Michaela Singer reports:
Standing before a row of black-clad central security police, lawyers from all over Cairo crammed into the small forecourt of the Lawyers’ Syndicate to protest against proposed amendments to the lawyers’ laws.
The protest comes on the eve of what is expected to be the final vote on the amendments, which, according to sources at the Lawyers’ Syndicate board, were composed solely by syndicate head Sameh Ashour.
The amendments to the current law focus on the board of elected representatives of the Lawyers’ Syndicate. Elections were due to be held this year, but in a court ruling last month they were cancelled indefinitely.
The 2004 elections, which were riddled with vote rigging from all sides, including accusations against Ashour himself, were also declared invalid.
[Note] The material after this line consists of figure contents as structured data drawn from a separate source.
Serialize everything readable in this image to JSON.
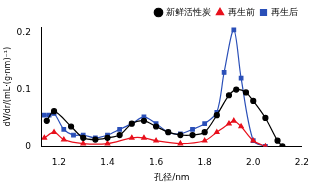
{
  "chart_data": {
    "type": "line",
    "x_label": "孔径/nm",
    "y_label": "dV/dr/(mL·(g·nm)⁻¹)",
    "xlim": [
      1.13,
      2.2
    ],
    "xticks": [
      1.2,
      1.4,
      1.6,
      1.8,
      {
        "value": 2,
        "label": "2.0"
      },
      2.2
    ],
    "ylim": [
      0,
      0.21
    ],
    "yticks": [
      0,
      0.1,
      0.2
    ],
    "grid": false,
    "legend": "top-right",
    "series": [
      {
        "name": "新鲜活性炭",
        "color": "#000000",
        "marker": "circle",
        "x": [
          1.15,
          1.18,
          1.25,
          1.3,
          1.35,
          1.4,
          1.45,
          1.5,
          1.55,
          1.6,
          1.65,
          1.7,
          1.75,
          1.8,
          1.85,
          1.9,
          1.93,
          1.97,
          2.0,
          2.05,
          2.1,
          2.12
        ],
        "values": [
          0.045,
          0.062,
          0.035,
          0.015,
          0.012,
          0.015,
          0.02,
          0.04,
          0.045,
          0.035,
          0.025,
          0.02,
          0.02,
          0.025,
          0.055,
          0.09,
          0.1,
          0.095,
          0.08,
          0.05,
          0.01,
          0
        ]
      },
      {
        "name": "再生前",
        "color": "#e8101c",
        "marker": "triangle",
        "x": [
          1.14,
          1.18,
          1.22,
          1.3,
          1.4,
          1.5,
          1.55,
          1.6,
          1.7,
          1.8,
          1.85,
          1.9,
          1.92,
          1.95,
          2.0,
          2.05
        ],
        "values": [
          0.015,
          0.025,
          0.012,
          0.005,
          0.005,
          0.015,
          0.015,
          0.01,
          0.005,
          0.01,
          0.025,
          0.04,
          0.045,
          0.035,
          0.01,
          0
        ]
      },
      {
        "name": "再生后",
        "color": "#2a4fb8",
        "marker": "square",
        "x": [
          1.14,
          1.16,
          1.18,
          1.22,
          1.26,
          1.3,
          1.35,
          1.4,
          1.45,
          1.5,
          1.55,
          1.6,
          1.65,
          1.7,
          1.75,
          1.8,
          1.85,
          1.88,
          1.92,
          1.95,
          2.0,
          2.05
        ],
        "values": [
          0.055,
          0.055,
          0.058,
          0.03,
          0.02,
          0.02,
          0.015,
          0.02,
          0.03,
          0.04,
          0.052,
          0.04,
          0.025,
          0.022,
          0.03,
          0.04,
          0.06,
          0.13,
          0.205,
          0.12,
          0.01,
          0
        ]
      }
    ]
  }
}
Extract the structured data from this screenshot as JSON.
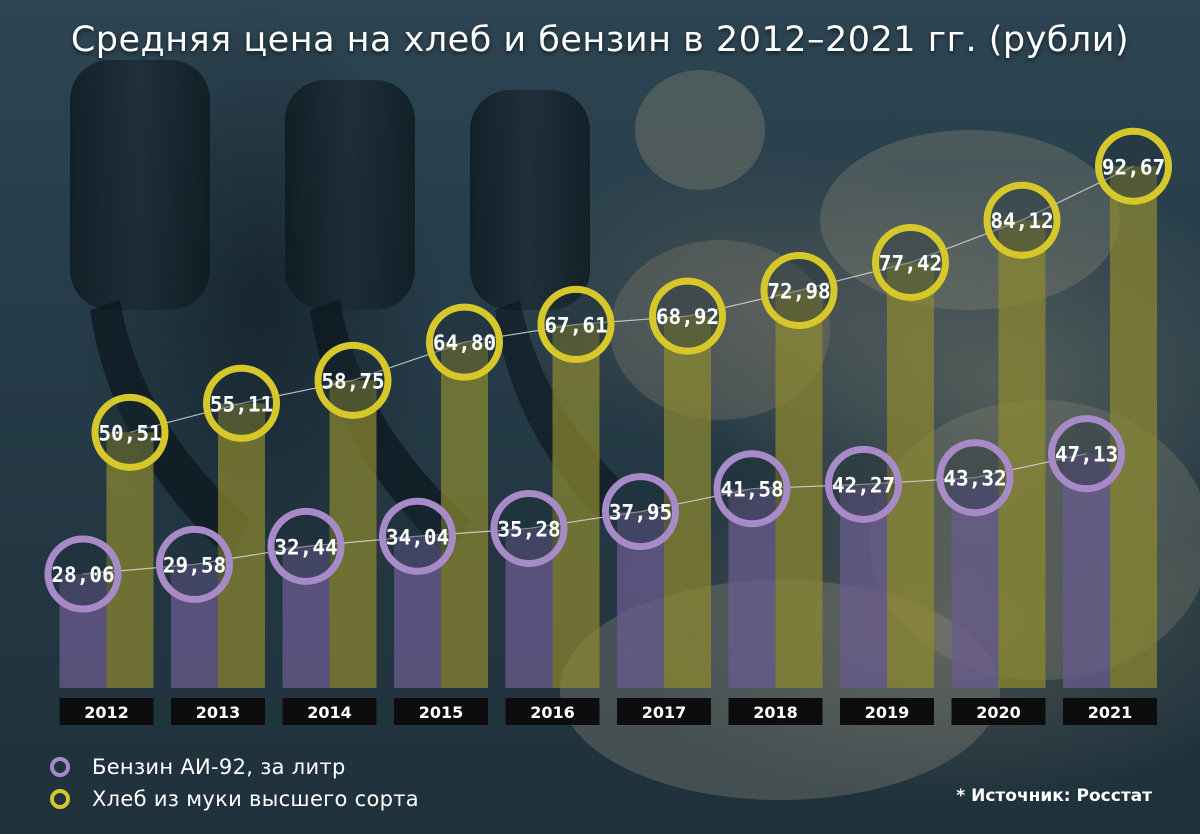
{
  "title": "Средняя цена на хлеб и бензин в 2012–2021 гг. (рубли)",
  "source": "* Источник: Росстат",
  "colors": {
    "bread": "#d6c72a",
    "fuel": "#a78ac7",
    "bread_bar": "#8f8a2e",
    "fuel_bar": "#6a5b8f",
    "year_box": "#0d0d0d",
    "connector": "#dddddd"
  },
  "chart_data": {
    "type": "bar",
    "title": "Средняя цена на хлеб и бензин в 2012–2021 гг. (рубли)",
    "categories": [
      "2012",
      "2013",
      "2014",
      "2015",
      "2016",
      "2017",
      "2018",
      "2019",
      "2020",
      "2021"
    ],
    "series": [
      {
        "name": "Бензин АИ-92, за литр",
        "values": [
          28.06,
          29.58,
          32.44,
          34.04,
          35.28,
          37.95,
          41.58,
          42.27,
          43.32,
          47.13
        ],
        "labels": [
          "28,06",
          "29,58",
          "32,44",
          "34,04",
          "35,28",
          "37,95",
          "41,58",
          "42,27",
          "43,32",
          "47,13"
        ]
      },
      {
        "name": "Хлеб из муки высшего сорта",
        "values": [
          50.51,
          55.11,
          58.75,
          64.8,
          67.61,
          68.92,
          72.98,
          77.42,
          84.12,
          92.67
        ],
        "labels": [
          "50,51",
          "55,11",
          "58,75",
          "64,80",
          "67,61",
          "68,92",
          "72,98",
          "77,42",
          "84,12",
          "92,67"
        ]
      }
    ],
    "legend_position": "bottom-left",
    "grid": false,
    "ylim": [
      0,
      100
    ]
  },
  "legend": [
    {
      "label": "Бензин АИ-92, за литр",
      "color": "#a78ac7"
    },
    {
      "label": "Хлеб из муки высшего сорта",
      "color": "#d6c72a"
    }
  ]
}
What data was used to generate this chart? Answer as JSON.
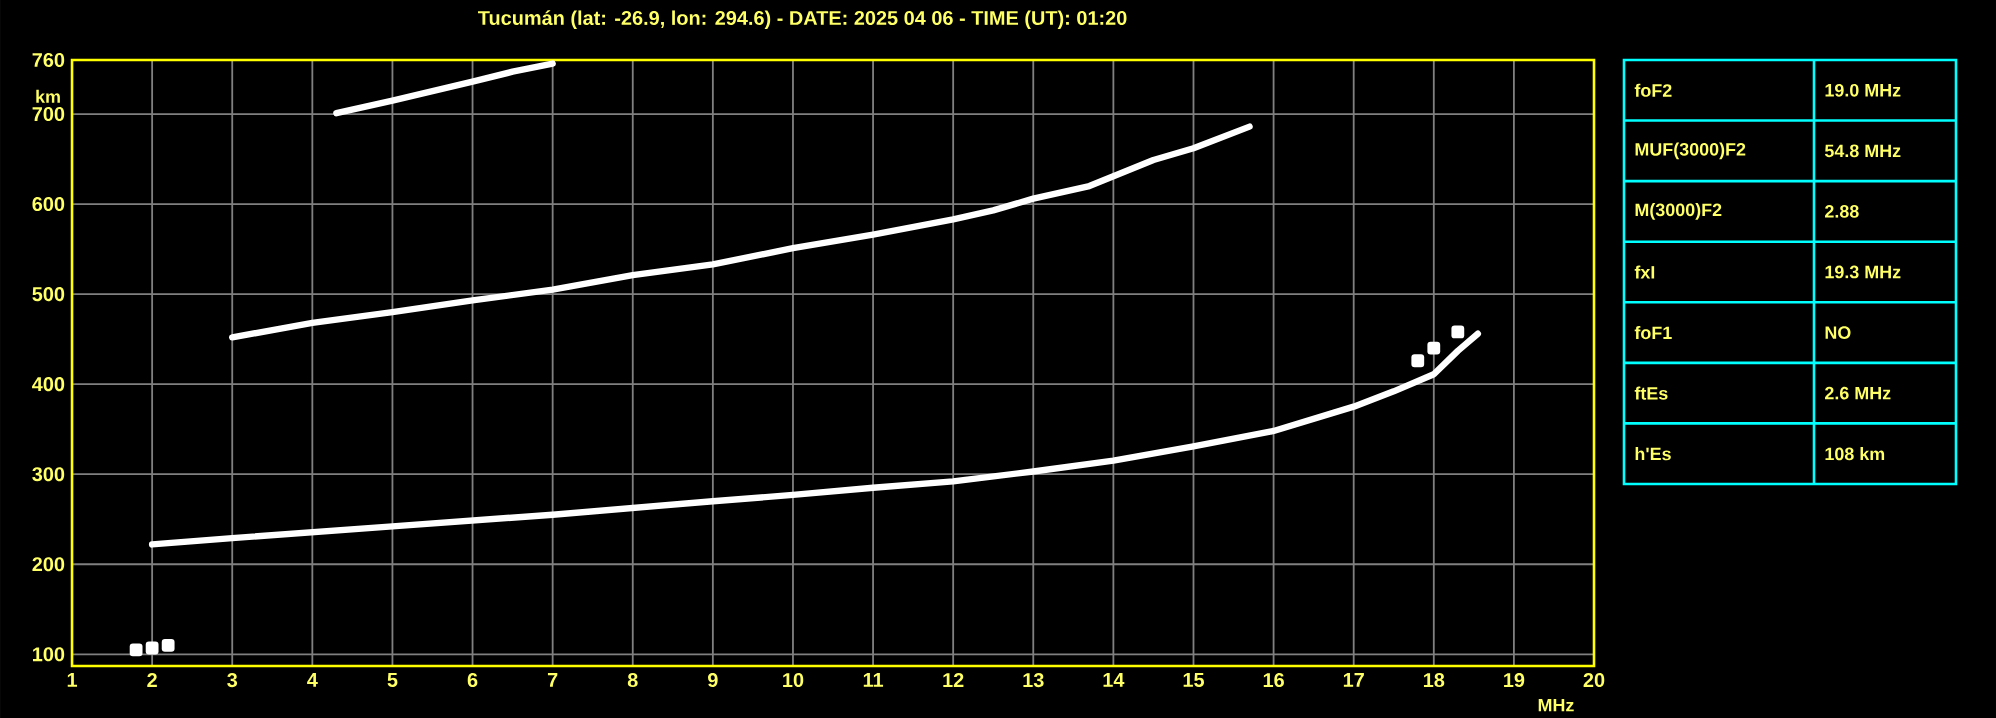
{
  "chart_data": [
    {
      "type": "line",
      "title": "Tucumán (lat: -26.9, lon: 294.6) - DATE: 2025 04 06 - TIME (UT): 01:20",
      "xlabel": "MHz",
      "ylabel": "km",
      "xlim": [
        1,
        20
      ],
      "ylim": [
        87,
        760
      ],
      "xticks": [
        1,
        2,
        3,
        4,
        5,
        6,
        7,
        8,
        9,
        10,
        11,
        12,
        13,
        14,
        15,
        16,
        17,
        18,
        19,
        20
      ],
      "yticks": [
        100,
        200,
        300,
        400,
        500,
        600,
        700,
        760
      ],
      "grid": true,
      "marker": "none",
      "line_style": "solid",
      "series": [
        {
          "type": "scatter",
          "marker": "square",
          "color": "#ffffff",
          "x": [
            1.8,
            2.0,
            2.2
          ],
          "values": [
            105,
            107,
            110
          ]
        },
        {
          "color": "#ffffff",
          "x": [
            2,
            3,
            5,
            7,
            9,
            10,
            11,
            12,
            13,
            14,
            15,
            16,
            17,
            17.5,
            18,
            18.3,
            18.55
          ],
          "values": [
            222,
            229,
            242,
            255,
            270,
            277,
            285,
            292,
            303,
            315,
            331,
            348,
            375,
            392,
            411,
            437,
            456
          ]
        },
        {
          "type": "scatter",
          "marker": "square",
          "color": "#ffffff",
          "x": [
            17.8,
            18.0,
            18.3
          ],
          "values": [
            426,
            440,
            458
          ]
        },
        {
          "color": "#ffffff",
          "x": [
            3,
            4,
            5,
            6,
            7,
            8,
            9,
            10,
            11,
            12,
            12.5,
            13,
            13.7,
            14.5,
            15,
            15.7
          ],
          "values": [
            452,
            468,
            480,
            493,
            505,
            521,
            533,
            551,
            566,
            583,
            593,
            606,
            620,
            649,
            662,
            686
          ]
        },
        {
          "color": "#ffffff",
          "x": [
            4.3,
            5,
            6,
            6.5,
            7
          ],
          "values": [
            701,
            715,
            736,
            747,
            756
          ]
        }
      ]
    },
    {
      "type": "other",
      "categories": [
        "foF2",
        "MUF(3000)F2",
        "M(3000)F2",
        "fxI",
        "foF1",
        "ftEs",
        "h'Es"
      ],
      "value_labels": [
        "19.0 MHz",
        "54.8 MHz",
        "2.88",
        "19.3 MHz",
        "NO",
        "2.6 MHz",
        "108 km"
      ]
    }
  ]
}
A court ruling in 2005 confirmed that several cases of rigging, which included the mysterious disappearance of six ballot boxes, marred the election. However, no follow-up investigation was undertaken, nor was anyone, throughout the previous three years of the current term, officially accused of vote rigging
With the invalidity of the previous elections now officially declared, the current president Ashour can legally stand for what will effectively be a third term in office. However, until the elections take place, he will form a syndicate board with presidents of sub-syndicates standing in for the other representatives.
Yet many believe this is a strategy hatched between government authorities and current head Ashour, with the aim of stifling the independence of the syndicate and subjecting it to the state of “sequestration and a government appointed guardianship.”
“This will not serve the interests of the profession,” Mohammed Kamel, vice-president of the syndicate and Wafd party member, told Daily News Egypt. “Local syndicate presidents represent their local governorate; it is not their job to drive forward the profession itself.”